Background: Translational research in medical education requires the ability to rigorously measure learner performance in actual clinical settings; however, current measurement systems cannot accommodate the variability inherent in many patient care environments. This is especially problematic in emergency medicine, where patients represent a wide spectrum of severity for a single clinical presentation. Our objective is to describe and implement EBAM, an event‐based approach to measurement that can be applied to actual emergency medicine clinical events.

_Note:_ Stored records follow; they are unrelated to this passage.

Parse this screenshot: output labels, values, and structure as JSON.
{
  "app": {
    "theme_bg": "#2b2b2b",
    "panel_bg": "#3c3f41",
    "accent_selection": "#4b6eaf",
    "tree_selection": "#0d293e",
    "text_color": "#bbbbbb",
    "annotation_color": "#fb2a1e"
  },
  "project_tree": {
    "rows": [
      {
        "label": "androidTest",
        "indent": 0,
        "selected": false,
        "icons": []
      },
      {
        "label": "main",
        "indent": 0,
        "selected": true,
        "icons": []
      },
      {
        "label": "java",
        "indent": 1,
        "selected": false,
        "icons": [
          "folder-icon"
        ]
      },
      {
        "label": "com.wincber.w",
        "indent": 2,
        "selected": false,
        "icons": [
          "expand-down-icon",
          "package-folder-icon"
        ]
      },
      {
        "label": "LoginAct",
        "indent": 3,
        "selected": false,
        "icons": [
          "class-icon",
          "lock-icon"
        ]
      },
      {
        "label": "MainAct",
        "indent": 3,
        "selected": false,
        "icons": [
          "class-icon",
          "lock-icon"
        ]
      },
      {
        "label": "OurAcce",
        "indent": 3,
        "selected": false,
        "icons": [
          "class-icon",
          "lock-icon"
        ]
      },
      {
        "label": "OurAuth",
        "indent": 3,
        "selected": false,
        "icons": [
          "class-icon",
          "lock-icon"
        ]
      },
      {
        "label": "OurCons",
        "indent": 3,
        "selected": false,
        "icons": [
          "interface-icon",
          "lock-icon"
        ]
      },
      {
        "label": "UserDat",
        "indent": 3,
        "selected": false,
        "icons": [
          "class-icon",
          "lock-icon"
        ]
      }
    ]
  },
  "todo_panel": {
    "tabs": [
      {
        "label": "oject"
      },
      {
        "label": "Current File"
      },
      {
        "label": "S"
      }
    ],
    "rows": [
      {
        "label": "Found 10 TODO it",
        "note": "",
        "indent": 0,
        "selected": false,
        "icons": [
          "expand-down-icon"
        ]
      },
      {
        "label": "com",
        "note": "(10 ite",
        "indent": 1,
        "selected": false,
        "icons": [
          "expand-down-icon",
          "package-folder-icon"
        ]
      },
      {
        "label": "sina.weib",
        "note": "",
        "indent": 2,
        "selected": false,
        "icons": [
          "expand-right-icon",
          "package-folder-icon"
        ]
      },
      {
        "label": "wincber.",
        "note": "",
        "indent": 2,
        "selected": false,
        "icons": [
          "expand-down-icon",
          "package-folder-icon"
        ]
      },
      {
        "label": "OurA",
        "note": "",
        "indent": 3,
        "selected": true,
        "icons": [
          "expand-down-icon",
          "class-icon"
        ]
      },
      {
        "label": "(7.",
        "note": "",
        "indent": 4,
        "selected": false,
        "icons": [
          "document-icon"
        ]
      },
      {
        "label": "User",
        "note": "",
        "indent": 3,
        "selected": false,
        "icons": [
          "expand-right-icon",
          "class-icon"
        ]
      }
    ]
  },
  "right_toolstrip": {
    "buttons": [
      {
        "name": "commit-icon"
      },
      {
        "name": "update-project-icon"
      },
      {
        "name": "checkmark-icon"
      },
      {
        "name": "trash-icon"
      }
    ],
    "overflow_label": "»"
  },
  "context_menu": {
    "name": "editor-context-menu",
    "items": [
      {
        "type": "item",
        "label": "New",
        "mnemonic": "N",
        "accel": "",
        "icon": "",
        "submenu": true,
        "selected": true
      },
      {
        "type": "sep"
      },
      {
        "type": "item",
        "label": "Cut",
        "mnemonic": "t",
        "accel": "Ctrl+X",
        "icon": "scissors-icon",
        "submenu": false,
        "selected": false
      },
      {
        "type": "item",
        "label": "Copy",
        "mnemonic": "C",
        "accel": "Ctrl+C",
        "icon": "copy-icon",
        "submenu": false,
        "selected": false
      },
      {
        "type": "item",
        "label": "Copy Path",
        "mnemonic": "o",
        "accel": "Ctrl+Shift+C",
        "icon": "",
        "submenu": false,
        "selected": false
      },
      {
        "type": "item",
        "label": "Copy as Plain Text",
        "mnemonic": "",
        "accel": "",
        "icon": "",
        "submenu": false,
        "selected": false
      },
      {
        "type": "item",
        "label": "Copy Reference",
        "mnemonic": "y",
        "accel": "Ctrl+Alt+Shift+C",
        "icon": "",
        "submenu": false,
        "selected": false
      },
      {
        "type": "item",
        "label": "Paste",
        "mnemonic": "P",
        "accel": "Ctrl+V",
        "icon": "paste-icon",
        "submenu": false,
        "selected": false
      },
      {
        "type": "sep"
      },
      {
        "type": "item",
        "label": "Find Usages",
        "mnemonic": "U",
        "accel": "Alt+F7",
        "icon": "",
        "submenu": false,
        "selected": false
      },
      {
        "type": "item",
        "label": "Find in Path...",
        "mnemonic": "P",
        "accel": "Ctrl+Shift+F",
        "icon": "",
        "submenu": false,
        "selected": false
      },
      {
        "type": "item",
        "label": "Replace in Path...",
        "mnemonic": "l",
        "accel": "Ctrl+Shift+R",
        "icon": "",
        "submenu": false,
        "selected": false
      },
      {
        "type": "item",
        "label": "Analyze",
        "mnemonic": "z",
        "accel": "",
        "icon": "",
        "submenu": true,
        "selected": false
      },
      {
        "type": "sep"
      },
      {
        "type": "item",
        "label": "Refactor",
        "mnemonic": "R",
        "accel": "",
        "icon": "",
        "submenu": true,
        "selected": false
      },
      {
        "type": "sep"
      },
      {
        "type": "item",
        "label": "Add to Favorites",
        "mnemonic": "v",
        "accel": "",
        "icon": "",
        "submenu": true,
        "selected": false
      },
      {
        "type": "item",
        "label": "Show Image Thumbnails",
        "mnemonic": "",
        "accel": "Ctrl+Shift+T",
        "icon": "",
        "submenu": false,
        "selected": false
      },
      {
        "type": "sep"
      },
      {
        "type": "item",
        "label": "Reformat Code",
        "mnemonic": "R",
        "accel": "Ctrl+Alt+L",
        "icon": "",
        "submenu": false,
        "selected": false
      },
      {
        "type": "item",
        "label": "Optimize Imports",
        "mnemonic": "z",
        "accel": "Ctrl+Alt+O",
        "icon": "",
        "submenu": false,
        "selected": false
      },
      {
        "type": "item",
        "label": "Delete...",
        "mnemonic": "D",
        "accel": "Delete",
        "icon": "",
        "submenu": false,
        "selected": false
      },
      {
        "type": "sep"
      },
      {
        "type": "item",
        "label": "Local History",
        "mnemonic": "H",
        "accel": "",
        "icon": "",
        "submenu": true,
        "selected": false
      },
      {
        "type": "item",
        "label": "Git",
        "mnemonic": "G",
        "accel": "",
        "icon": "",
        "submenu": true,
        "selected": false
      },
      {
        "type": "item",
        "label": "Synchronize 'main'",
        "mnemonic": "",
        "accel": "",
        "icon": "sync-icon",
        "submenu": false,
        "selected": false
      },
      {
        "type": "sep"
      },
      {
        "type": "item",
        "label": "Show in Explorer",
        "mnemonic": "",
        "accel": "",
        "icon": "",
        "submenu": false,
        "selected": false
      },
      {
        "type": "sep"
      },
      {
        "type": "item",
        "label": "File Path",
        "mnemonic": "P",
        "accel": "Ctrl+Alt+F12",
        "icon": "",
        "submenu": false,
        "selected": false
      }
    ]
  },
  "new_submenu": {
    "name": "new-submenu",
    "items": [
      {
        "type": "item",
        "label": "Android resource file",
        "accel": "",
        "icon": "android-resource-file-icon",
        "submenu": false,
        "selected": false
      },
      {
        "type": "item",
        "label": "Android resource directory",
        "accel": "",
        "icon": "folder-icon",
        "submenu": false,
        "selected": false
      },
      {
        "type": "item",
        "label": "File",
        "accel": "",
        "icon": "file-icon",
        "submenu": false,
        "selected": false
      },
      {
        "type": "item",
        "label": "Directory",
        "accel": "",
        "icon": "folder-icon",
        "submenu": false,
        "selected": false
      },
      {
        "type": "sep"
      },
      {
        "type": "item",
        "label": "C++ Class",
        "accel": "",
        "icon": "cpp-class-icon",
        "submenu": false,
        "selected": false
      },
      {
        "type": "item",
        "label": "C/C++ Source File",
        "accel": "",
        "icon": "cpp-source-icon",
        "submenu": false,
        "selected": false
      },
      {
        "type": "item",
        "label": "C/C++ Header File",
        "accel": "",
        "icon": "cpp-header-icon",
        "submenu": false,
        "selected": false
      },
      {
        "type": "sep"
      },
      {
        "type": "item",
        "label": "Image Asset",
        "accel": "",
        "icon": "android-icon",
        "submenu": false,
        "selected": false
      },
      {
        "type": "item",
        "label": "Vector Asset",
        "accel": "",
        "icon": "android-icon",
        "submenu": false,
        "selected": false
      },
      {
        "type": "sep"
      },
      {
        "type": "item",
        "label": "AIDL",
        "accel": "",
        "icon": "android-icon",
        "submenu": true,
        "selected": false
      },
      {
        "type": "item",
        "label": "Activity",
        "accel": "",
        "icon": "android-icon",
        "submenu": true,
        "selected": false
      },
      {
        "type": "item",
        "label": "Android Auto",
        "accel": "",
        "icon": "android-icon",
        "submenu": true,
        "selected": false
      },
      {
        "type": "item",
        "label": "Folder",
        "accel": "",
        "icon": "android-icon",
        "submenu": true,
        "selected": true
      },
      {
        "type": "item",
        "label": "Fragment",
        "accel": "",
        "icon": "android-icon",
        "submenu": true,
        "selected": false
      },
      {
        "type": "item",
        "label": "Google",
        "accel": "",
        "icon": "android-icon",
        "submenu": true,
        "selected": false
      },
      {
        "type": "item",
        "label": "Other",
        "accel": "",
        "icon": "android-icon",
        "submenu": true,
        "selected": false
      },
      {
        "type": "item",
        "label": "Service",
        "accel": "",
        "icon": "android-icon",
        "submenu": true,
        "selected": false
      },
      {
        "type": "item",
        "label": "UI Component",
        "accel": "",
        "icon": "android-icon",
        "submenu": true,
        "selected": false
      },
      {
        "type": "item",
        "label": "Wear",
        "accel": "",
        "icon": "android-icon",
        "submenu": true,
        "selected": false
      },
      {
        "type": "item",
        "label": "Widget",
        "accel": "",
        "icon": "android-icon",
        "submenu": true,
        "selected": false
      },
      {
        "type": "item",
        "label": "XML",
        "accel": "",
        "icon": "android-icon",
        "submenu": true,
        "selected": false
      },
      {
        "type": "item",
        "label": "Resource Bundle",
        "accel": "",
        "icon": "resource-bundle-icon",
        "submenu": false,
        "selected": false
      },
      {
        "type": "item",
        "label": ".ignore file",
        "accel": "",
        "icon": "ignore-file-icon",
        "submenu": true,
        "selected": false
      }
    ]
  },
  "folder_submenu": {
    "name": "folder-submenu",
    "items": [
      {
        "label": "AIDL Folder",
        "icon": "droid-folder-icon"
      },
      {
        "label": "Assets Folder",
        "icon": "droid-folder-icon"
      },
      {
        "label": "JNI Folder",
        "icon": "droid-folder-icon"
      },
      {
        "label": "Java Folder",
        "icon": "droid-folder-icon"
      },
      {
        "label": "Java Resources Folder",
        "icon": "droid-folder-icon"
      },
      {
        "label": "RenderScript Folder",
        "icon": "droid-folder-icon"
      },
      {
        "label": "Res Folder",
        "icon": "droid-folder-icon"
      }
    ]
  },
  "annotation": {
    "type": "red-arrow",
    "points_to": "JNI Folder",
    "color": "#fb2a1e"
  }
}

Methods: We used a four‐step event‐based approach to create an emergency department trauma resuscitation patient care measure. We applied the measure to a database of 360 actual trauma resuscitations recorded in a Level I trauma center using trained raters. A subset (n = 50) of videos was independently rated in duplicate to determine inter‐rater reliability. Descriptive analyses were performed to describe characteristics of resuscitation events and Cohen's kappa was used to calculate reliability.

Results: The methodology created a metric containing both universal items that are applied to all trauma resuscitation events and conditional items that only apply in certain situations. For clinical trauma events, injury severity scores ranged from 1 to 75 with a mean (±SD) of 21 (±15) and included both blunt (254/360; 74%) and penetrating (86/360; 25%) traumatic injuries, demonstrating the diverse nature of the clinical encounters. The mean (±SD) Cohen's kappa for patient care items was 0.7 (±0.3).

Conclusion: We present an event‐based approach to performance assessment that may address a major gap in translational education research. Our work centered on assessment of patient care behaviors during trauma resuscitation. More work is needed to evaluate this approach across a diverse array of clinical events.